The Anti-Establishment Clause, also sometimes confusingly labelled the Establishment Clause or the Religion Clause, is the first of several pronouncements in the First Amendment to the United States Constitution, stating,
Congress shall make no law respecting an establishment of religion, or prohibiting the free exercise thereof...
The Anti-Establishment Clause was derived from a number of precursors, including the Constitutions of Clarendon, the 1689 Bill of Rights, the Pennsylvania and New Jersey colonial constitutions. An initial draft by John Dickinson was prepared in conjunction with his drafting the Articles of Confederation. In 1789, then-congressman James Madison prepared another draft which, following discussion and debate in the First Congress, would become incorporated into the First Amendment of the Bill of Rights. The second half of the Anti-Establishment Clause includes the Free Exercise Clause, which allows individual citizens freedom from governmental interference in both private and public religious affairs that do not infringe the rights of others.
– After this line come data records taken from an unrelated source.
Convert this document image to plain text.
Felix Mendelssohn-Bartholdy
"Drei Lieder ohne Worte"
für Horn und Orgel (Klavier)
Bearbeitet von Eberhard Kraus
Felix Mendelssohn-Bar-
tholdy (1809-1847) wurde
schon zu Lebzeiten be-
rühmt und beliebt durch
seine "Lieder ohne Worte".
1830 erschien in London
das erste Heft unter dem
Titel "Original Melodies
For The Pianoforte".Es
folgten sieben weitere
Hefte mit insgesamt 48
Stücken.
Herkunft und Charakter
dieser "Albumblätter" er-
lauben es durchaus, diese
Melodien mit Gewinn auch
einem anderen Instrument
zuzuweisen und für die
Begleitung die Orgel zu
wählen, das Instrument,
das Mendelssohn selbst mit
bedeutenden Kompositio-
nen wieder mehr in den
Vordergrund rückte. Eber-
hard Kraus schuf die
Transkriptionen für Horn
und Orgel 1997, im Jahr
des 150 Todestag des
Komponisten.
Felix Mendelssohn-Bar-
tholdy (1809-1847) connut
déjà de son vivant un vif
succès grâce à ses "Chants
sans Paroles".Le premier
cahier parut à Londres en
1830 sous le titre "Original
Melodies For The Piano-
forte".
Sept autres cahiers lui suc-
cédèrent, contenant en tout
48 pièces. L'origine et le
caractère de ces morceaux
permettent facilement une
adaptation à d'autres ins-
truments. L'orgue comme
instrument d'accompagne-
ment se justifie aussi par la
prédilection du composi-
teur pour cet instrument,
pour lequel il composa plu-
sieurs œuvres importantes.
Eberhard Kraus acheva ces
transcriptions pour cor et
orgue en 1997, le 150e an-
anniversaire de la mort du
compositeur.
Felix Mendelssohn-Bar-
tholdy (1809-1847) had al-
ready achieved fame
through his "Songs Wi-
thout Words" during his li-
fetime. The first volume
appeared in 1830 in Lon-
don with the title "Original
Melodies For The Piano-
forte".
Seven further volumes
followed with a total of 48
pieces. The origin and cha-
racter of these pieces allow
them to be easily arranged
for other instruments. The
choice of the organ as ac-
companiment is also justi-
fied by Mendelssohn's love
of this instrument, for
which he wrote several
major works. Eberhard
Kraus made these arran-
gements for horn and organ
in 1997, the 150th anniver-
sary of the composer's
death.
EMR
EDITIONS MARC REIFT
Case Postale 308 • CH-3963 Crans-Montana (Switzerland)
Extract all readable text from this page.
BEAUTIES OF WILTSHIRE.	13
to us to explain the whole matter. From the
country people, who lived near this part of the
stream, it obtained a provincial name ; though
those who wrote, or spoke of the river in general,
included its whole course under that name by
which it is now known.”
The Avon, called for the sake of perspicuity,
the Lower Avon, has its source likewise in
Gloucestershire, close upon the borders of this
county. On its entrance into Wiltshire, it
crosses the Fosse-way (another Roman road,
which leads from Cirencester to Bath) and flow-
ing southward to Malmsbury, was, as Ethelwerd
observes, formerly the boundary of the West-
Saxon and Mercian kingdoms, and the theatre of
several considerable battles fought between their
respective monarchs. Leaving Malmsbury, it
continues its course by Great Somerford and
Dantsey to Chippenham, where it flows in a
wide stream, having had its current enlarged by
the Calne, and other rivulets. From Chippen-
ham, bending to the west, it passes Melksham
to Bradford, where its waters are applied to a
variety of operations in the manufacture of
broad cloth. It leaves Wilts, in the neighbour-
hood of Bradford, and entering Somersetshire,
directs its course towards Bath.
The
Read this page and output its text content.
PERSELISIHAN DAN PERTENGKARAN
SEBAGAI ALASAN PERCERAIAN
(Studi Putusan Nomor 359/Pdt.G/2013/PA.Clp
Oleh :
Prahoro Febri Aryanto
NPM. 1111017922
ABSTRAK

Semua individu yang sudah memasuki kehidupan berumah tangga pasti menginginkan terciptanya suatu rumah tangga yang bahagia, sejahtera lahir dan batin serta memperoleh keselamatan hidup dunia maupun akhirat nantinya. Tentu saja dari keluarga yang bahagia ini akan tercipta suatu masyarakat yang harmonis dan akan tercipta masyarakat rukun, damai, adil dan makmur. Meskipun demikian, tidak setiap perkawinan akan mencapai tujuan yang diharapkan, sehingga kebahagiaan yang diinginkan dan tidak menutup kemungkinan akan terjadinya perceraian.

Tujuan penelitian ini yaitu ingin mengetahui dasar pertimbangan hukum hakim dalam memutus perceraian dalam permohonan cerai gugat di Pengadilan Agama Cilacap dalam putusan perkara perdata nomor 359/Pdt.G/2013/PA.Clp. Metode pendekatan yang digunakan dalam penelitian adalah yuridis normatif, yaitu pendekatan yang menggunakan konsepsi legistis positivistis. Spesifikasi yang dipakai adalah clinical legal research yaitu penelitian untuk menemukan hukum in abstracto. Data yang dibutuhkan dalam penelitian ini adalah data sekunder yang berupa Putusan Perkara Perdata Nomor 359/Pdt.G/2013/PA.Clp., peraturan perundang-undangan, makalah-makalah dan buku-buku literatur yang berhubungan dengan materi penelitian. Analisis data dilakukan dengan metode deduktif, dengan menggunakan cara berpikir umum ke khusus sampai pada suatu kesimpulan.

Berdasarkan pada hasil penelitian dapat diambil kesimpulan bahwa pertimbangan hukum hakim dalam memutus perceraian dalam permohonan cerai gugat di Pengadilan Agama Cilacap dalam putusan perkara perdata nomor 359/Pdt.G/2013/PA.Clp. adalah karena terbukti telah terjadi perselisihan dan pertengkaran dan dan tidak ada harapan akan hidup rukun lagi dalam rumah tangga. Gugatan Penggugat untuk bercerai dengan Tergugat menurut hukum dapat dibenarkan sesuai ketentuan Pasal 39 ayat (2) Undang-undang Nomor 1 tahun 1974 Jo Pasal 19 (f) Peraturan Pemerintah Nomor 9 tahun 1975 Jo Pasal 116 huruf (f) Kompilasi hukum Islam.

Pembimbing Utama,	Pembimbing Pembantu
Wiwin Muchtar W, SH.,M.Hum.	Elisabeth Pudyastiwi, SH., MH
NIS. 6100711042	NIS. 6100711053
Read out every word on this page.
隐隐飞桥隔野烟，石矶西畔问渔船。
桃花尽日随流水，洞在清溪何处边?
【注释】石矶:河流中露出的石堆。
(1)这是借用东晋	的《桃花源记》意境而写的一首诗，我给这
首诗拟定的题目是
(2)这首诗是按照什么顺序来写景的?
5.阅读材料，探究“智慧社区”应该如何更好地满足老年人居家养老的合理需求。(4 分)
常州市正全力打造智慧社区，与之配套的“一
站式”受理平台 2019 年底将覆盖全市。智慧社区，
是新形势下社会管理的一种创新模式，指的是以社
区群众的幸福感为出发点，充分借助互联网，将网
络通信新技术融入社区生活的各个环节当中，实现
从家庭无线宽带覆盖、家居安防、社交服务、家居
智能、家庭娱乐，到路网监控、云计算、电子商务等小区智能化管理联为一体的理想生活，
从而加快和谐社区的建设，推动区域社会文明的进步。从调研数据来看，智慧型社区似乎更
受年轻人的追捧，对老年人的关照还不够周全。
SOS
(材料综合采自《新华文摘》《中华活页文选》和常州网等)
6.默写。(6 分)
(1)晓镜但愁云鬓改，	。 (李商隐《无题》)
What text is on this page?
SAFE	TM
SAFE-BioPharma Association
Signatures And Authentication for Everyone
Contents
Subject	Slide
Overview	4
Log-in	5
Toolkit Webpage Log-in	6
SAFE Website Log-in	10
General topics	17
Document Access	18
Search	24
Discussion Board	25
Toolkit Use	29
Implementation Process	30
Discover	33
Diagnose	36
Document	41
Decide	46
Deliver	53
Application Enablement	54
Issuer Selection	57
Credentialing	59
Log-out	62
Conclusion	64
The Anti-Establishment Clause is a limitation placed upon the United States Congress preventing it from passing legislation respecting an establishment of religion. The second half of the Anti-Establishment Clause inherently prohibits the government from preferring any one religion over another. While the Anti-Establishment Clause does prohibit Congress from preferring or elevating one religion over another, it does not prohibit the government's entry into the religious domain to make accommodations for religious observances and practices in order to achieve the purposes of the Free Exercise Clause.
The Constitutions of Clarendon, an 11th Century English law, had prohibited criminal defendants using religious laws (primarily those of the Catholic Church) to seek exemption from criminal prosecution.
The 1689 English Bill of Rights secured the rights of all "persons" to be free from establishment of Catholic Church laws in the government of England.